Udì la voce di sua madre, scandire il suo nome, associato ad
un termine che da tempo ricorreva nella sua mente: "adottata"
Fu allora, che lentamente, aprì la porta del bagno per
poggiare l'orecchio su l'altra porta, chiusa, che dava nel grande salone, dove
Marina, la mamma, stava conversando, con Sara, l'amica.
"L'abbiamo adottata all'età di due
anni"continuò,la madre di Melania.
Questa frase, fece scattare, la ragazzina, che provò un
improvviso desiderio di fuggire via da quel luogo.
Arrivata al pontile, una stanchezza improvvisa le calò
addosso, tanto da indurla a sedere sul pavimento del ponte, con il busto
aderente alla balaustra e le gambe, penzoloni.
Si sentiva come un albero privo di radici. Sospesa, vuota.
Chi era ? Da dove veniva.
Adottata. Rimuginò diverse volte quell’assurda parola.

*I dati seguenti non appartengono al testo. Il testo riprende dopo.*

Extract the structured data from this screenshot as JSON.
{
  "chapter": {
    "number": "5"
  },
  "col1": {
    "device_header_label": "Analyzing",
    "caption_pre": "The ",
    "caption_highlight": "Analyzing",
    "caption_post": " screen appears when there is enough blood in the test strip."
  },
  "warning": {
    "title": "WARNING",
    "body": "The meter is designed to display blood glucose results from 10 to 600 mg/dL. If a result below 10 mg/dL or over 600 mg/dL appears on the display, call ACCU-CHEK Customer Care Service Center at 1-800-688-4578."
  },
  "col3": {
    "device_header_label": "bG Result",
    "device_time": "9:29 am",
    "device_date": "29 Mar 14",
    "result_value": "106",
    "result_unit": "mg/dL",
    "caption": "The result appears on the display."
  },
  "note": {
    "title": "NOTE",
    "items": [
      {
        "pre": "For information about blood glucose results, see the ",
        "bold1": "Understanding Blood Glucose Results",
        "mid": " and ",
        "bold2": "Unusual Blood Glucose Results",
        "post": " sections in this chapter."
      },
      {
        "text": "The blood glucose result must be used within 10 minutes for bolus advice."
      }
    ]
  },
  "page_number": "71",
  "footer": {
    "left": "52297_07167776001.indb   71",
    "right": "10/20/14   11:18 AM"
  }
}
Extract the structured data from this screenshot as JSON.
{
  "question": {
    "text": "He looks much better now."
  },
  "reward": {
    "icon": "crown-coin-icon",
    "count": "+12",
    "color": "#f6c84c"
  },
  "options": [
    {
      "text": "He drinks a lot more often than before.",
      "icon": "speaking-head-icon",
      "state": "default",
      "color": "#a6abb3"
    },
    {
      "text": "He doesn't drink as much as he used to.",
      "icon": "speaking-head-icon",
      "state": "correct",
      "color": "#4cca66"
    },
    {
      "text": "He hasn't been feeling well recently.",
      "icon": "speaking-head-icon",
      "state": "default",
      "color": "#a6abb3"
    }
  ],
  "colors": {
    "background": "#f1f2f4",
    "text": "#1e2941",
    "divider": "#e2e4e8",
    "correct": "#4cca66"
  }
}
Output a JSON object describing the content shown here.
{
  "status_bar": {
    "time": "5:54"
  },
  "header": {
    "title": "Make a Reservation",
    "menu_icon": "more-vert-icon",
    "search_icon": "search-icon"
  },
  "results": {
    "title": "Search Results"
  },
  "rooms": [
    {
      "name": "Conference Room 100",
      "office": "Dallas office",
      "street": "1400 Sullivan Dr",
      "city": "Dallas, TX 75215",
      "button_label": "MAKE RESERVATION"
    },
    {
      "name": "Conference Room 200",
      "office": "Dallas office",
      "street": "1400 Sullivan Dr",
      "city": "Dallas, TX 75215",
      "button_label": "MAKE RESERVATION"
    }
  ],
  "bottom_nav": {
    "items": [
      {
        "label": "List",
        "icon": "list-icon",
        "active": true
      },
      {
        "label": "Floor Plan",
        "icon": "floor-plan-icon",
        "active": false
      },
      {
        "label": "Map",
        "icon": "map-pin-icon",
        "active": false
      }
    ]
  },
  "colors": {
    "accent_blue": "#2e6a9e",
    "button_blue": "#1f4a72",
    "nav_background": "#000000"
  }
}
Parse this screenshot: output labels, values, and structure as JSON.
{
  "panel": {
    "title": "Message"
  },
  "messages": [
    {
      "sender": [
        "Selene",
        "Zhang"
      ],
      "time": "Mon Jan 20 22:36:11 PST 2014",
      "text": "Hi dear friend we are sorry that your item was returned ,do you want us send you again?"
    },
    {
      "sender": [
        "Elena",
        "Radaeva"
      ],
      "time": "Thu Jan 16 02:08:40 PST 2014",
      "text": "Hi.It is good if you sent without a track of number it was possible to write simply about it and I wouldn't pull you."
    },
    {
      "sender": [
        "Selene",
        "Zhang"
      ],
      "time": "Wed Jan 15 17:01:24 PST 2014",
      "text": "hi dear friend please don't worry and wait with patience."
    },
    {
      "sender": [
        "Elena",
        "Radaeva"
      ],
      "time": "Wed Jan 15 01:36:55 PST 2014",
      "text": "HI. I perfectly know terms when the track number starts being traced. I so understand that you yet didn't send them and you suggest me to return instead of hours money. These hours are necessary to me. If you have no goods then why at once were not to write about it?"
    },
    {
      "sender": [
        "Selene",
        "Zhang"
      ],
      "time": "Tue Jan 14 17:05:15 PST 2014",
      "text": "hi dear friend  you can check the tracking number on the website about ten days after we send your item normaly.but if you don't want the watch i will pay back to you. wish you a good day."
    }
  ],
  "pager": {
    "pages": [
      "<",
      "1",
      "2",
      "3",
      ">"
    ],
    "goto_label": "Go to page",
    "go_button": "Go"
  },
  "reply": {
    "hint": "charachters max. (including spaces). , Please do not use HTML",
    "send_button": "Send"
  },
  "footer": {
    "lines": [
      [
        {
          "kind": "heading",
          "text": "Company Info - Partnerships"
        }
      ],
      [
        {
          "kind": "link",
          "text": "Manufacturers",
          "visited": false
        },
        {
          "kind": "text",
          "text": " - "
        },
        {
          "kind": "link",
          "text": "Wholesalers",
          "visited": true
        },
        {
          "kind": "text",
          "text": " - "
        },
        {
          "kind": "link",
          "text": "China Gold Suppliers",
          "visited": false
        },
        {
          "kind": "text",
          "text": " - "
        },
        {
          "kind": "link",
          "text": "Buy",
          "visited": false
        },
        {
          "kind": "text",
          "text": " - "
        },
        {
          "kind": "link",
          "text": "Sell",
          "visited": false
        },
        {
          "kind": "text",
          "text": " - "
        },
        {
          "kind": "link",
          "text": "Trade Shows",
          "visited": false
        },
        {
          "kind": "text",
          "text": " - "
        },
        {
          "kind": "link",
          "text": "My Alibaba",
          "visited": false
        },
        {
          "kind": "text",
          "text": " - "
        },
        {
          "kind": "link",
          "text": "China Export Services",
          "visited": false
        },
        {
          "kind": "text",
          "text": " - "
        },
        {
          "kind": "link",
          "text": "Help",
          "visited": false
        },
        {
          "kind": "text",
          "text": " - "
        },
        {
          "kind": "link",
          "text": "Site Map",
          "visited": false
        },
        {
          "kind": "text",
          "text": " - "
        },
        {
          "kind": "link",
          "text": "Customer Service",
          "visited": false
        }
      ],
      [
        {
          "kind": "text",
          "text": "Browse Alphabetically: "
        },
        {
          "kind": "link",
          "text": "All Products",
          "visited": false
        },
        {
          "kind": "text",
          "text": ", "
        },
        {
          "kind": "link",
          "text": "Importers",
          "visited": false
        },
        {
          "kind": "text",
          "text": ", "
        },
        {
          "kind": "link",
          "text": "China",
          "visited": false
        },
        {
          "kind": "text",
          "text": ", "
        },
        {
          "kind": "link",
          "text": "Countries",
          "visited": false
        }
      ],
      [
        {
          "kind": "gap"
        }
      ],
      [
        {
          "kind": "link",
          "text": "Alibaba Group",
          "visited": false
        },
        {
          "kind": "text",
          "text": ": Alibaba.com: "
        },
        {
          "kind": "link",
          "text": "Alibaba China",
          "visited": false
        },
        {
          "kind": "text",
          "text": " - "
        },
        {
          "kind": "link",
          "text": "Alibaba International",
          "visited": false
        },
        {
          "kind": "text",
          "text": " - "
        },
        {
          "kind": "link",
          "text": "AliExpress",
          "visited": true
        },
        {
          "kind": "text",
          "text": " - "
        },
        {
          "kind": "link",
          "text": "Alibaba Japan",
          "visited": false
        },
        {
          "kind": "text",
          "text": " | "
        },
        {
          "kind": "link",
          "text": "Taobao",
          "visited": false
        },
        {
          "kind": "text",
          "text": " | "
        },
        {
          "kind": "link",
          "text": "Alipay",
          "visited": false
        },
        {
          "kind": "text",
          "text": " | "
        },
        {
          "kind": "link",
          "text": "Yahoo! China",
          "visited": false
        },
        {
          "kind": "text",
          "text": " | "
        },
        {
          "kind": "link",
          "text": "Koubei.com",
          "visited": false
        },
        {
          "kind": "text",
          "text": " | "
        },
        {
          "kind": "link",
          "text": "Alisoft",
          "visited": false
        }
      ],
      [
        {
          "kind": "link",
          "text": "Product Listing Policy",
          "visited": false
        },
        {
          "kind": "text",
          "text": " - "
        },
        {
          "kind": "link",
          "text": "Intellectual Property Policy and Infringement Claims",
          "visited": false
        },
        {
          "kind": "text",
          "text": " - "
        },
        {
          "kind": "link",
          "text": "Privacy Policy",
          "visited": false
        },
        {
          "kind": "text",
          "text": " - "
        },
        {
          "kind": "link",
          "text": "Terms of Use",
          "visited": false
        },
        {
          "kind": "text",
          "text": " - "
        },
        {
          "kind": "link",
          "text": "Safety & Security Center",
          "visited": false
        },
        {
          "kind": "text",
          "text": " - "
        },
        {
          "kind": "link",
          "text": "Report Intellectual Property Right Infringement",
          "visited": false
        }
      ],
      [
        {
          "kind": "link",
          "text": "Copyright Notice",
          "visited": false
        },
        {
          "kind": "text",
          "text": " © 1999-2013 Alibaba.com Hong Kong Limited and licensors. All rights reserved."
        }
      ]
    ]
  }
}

Una verità difficile da accettare. Una verità che pur nella
sua crudezza, giungeva a dischiudere la porta del dubbio, sciogliendo l'enigma,
che da tempo l'affliggeva.
Che non facesse parte di quel nucleo in fondo lei, lo aveva
sempre percepito, sono cose che si avvertono, si disse.
“No, non poteva continuare a rimanere con loro” pensò con
una punta di orgoglio.
Quel pensiero la fece piangere, lacrime di rabbia scesero
copiose sulle guance arrossate, mescolandosi ad altre di dolore.
Ambedue i rigagnoli, annaffiarono le lentiggini, come
fossero fiorellini di campo.
Si asciugò le lacrime con l'avambraccio, tirò su con il
naso, accorgendosi, che quella, fosse stata, l'unica volta che piangeva.
Si alzò, e si diresse verso casa, con la ferma intenzione di
chiarire la faccenda.
Salì velocemente le scale, con l'intenzione di arrivare al
più presto nella sua stanza. "Melania, attenzione mi fai cadere! Ma dove
hai la testa, benedetta ragazza!" esordì la mamma tenendosi alla
ringhiera.
A quel baccano, Luna, la cagnetta bianca, si mise ad
abbaiare festosamente, la riempì di dolcissime leccate, che, nel costume “canese”,
equivalgono: ad amorosi baci.
La ragazzina, la prese in braccio, contraccambiando, con
altrettante affettuose carezze.
-"Sara, mi ha espresso il desiderio di voler pure lei,
adottare un cucciolo di cane, a proposito non hai mica da qualche parte il
numero telefonico del canile "? Chiese, Marina, alla figlia.
Melania, ammutolì, ricordandosi quando, lei e Marina, erano
andate al canile. La loro intenzione era di prendere un cagnolino di pochi
mesi, ed invece costretti dalla irruenza e simpatia di Luna avevano optato per
lei.
Vista la situazione l’avevano adottata, anche se, in realtà,
quella candida cagnetta un po' ruffiana, avesse già due anni.